Se uma praga atingir a plantação despreparada para resistir… tudo será perdido. Na Irlanda, o desastre fez história. A batata, levada da América para a Europa, havia se tornado a monocultura daquele país. Em 1845, as lavouras foram atingidas por um fungo e, como as plantas eram todas da mesma variedade, não sobrou uma. Dos 5 milhões de irlandeses, 1 milhão morreu de fome e 1,5 milhão migrou para os Estados Unidos.

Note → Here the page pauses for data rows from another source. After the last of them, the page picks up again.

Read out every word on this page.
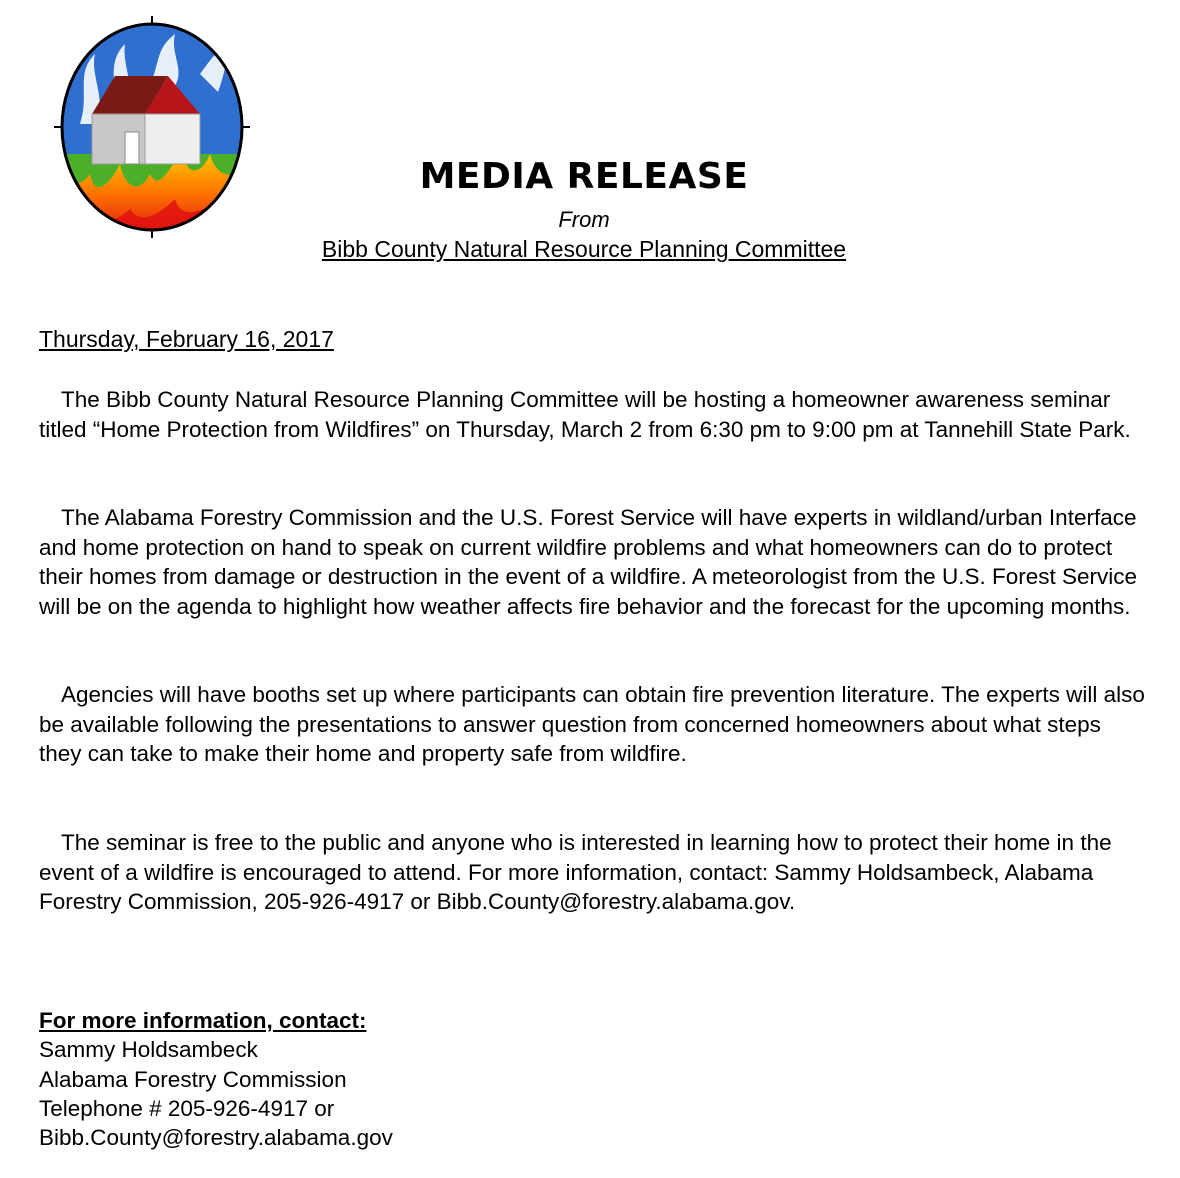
MEDIA RELEASE
From
Bibb County Natural Resource Planning Committee
Thursday, February 16, 2017

The Bibb County Natural Resource Planning Committee will be hosting a homeowner awareness seminar titled “Home Protection from Wildfires” on Thursday, March 2 from 6:30 pm to 9:00 pm at Tannehill State Park.

The Alabama Forestry Commission and the U.S. Forest Service will have experts in wildland/urban Interface and home protection on hand to speak on current wildfire problems and what homeowners can do to protect their homes from damage or destruction in the event of a wildfire. A meteorologist from the U.S. Forest Service will be on the agenda to highlight how weather affects fire behavior and the forecast for the upcoming months.

Agencies will have booths set up where participants can obtain fire prevention literature. The experts will also be available following the presentations to answer question from concerned homeowners about what steps they can take to make their home and property safe from wildfire.

The seminar is free to the public and anyone who is interested in learning how to protect their home in the event of a wildfire is encouraged to attend. For more information, contact: Sammy Holdsambeck, Alabama Forestry Commission, 205-926-4917 or Bibb.County@forestry.alabama.gov.

For more information, contact:
Sammy Holdsambeck
Alabama Forestry Commission
Telephone # 205-926-4917 or
Bibb.County@forestry.alabama.gov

As plantas viajavam sem passar na alfândega até pouco depois dos grandes descobrimentos. Mas, em meados do século XVII, a festa acabou. Os países que detinham maior controle sobre determinada cultura instituíram o monopólio. Foi o que aconteceu com o café, originário da Etiópia e introduzido nas Guianas pelos franceses, no início do século XVIII. A saída de sementes do país era proibida.

Conta a história que um certo sargento paraense, Francisco de Melo Palheta, foi enviado às Guianas para resolver um problema diplomático e, secretamente, contrabandear mudas de café para o Brasil. Teve sucesso nas duas missões: fez os franceses reconhecerem o limite da fronteira e gastou todo o seu poder de sedução para convencer a esposa do governador da região a lhe ceder algumas sementes. Em 1722, a planta passou a ser cultivada no norte do Brasil e foi conquistando outras regiões. Em pouco tempo, o país tornou-se o primeiro produtor mundial de café, posto que mantém até hoje, com uma safra anual de 17 milhões de sacas, ou 1 milhão de toneladas.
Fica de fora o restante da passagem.